The
adenoma-
carcinoma sequence (ACS) and the serrated pathway are two distinct developmental routes leading to the formation of
colorectal carcinoma (CRC). However, the mechanism triggered by the serrated pathway remains unclear. Therefore, to clarify the molecular and clinicopathological characteristics of the serrated tumorigenic pathway, immunohistochemistry was used to examine the expression of Fragile
Histidine Triad (FHIT),
cyclooxygenase-2 (COX-2),
MutL homolog 1 (MLH1),
MutS protein homolog 2 (MSH2) and P53 in endoscopically resected samples of 62 serrated
polyps. These samples included 20 hyperplastic
polyps (HPs), 16 traditional serrated
adenomas (TSAs), 26 sessile serrated
adenoma/
polyps (SSA/Ps), 20 non-serrated
adenomas, 20
carcinoma in
adenomas (CIAs) and 18 early pure
CRCs without any
adenoma component (EPCs). FHIT expression was markedly reduced or absent in 50% of
TSA samples, 92.3% of SSA/Ps and 44% of EPCs, but only rarely in HPs, non-serrated
adenomas and CIAs. COX-2 expression was more common in non-serrated
adenomas compared with in serrated
polyps, and was present in 25 and 3.2% of the cases respectively (P<0.01). Furthermore, COX-2 expression was more frequent in CIAs (60%) compared with in EPCs (22.2%; P<0.05).
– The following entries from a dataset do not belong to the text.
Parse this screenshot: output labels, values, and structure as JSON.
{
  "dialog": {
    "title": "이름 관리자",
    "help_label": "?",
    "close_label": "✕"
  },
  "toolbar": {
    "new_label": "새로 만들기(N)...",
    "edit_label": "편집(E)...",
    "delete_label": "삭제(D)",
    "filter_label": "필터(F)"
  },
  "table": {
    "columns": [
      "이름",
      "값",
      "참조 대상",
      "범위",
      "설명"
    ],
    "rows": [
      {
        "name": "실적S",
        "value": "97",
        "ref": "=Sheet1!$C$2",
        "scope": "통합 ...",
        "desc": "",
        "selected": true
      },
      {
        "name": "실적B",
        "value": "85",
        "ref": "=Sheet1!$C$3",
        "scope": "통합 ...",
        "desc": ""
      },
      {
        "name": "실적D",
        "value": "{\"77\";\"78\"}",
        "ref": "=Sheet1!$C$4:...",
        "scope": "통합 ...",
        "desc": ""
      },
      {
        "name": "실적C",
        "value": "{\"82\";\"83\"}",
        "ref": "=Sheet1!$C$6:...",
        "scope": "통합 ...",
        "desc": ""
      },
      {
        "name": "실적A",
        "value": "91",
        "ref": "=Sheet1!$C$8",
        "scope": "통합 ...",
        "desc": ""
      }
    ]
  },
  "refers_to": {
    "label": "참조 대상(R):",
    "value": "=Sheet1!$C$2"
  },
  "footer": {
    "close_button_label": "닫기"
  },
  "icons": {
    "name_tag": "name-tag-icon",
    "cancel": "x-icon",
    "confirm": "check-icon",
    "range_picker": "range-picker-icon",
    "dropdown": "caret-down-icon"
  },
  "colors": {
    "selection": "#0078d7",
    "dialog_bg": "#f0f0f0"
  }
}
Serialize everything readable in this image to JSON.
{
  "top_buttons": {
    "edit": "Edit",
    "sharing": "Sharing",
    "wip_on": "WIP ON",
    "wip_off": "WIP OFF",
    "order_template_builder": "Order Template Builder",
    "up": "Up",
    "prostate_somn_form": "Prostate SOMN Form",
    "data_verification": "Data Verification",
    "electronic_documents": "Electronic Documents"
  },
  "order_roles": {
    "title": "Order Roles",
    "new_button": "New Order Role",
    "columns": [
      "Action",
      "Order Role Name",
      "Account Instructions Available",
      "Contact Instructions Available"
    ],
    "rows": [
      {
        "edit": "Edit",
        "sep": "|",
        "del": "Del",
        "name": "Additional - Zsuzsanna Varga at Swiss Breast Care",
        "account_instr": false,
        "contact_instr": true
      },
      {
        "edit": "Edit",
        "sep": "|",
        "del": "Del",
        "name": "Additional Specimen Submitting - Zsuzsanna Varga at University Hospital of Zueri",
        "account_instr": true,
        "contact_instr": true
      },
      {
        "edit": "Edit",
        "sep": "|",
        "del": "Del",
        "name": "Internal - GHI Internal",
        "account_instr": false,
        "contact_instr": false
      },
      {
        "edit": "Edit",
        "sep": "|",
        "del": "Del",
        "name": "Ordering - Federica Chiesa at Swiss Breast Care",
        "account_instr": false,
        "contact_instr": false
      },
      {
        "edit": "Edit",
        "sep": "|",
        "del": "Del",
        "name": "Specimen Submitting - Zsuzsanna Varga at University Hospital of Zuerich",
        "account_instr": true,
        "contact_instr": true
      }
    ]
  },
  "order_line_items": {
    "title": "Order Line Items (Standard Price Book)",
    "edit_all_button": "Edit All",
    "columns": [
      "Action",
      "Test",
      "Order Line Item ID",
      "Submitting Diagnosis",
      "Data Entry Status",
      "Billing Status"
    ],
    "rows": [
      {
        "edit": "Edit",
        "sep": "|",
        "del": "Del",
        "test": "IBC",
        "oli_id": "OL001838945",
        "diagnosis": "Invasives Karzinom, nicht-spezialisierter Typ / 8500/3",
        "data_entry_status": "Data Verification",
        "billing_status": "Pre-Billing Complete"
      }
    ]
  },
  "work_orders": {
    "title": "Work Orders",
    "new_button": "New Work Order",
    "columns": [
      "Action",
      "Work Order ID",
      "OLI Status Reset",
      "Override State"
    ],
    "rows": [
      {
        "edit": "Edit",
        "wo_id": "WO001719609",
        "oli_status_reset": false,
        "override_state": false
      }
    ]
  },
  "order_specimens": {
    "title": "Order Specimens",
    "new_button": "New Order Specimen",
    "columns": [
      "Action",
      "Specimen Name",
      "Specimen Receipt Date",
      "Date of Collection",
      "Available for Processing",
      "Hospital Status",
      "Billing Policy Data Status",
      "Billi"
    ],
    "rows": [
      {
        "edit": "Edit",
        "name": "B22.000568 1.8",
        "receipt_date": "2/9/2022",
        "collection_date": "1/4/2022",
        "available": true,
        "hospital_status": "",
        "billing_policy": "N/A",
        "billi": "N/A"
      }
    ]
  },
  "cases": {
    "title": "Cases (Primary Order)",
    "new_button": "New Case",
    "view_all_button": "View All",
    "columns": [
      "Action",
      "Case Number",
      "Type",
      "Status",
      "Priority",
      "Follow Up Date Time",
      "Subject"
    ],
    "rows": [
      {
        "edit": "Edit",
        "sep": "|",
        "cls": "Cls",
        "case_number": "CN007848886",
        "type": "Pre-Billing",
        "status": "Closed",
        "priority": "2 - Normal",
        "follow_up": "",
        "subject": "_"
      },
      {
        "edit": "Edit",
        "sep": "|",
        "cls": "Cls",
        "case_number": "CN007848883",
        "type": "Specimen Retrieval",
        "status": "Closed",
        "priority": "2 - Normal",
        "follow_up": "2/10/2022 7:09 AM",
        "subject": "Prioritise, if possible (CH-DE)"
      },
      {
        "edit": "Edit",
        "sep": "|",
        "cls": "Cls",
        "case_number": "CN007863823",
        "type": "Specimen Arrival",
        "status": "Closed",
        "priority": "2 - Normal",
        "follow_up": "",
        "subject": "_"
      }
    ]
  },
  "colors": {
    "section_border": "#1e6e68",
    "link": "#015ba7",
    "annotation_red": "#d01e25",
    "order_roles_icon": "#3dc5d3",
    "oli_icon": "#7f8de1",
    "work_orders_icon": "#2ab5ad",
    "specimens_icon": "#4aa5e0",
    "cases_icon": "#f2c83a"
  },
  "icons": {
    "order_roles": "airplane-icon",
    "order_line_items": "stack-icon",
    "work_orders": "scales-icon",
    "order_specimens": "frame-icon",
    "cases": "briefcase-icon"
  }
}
The incidence of negative COX-2 expression was higher in FHIT-negative SSA/Ps compared with in FHIT-positive SSA/Ps (P=0.08). A total of 16.7% of
EPC samples and 11.5% of SSA/Ps demonstrated a loss of MLH1/MSH2 expression, but none of the other
tumor types did. P53 overexpression was significantly increased in
EPC (77.8%) and CIA (60%) samples compared with in HP (0%),
TSA (6.6%), SSA/P (0%) and non-serrated
adenoma (10%) samples (P<0.01). These findings demonstrated that there are different expression patterns between the serrated pathway and ACS, indicating that aberrant FHIT and inhibited COX-2 expression may be associated with serrated
tumorigenesis. In addition, this data indicated that
EPC may contain
tumors derived from the serrated pathway as well as ACS.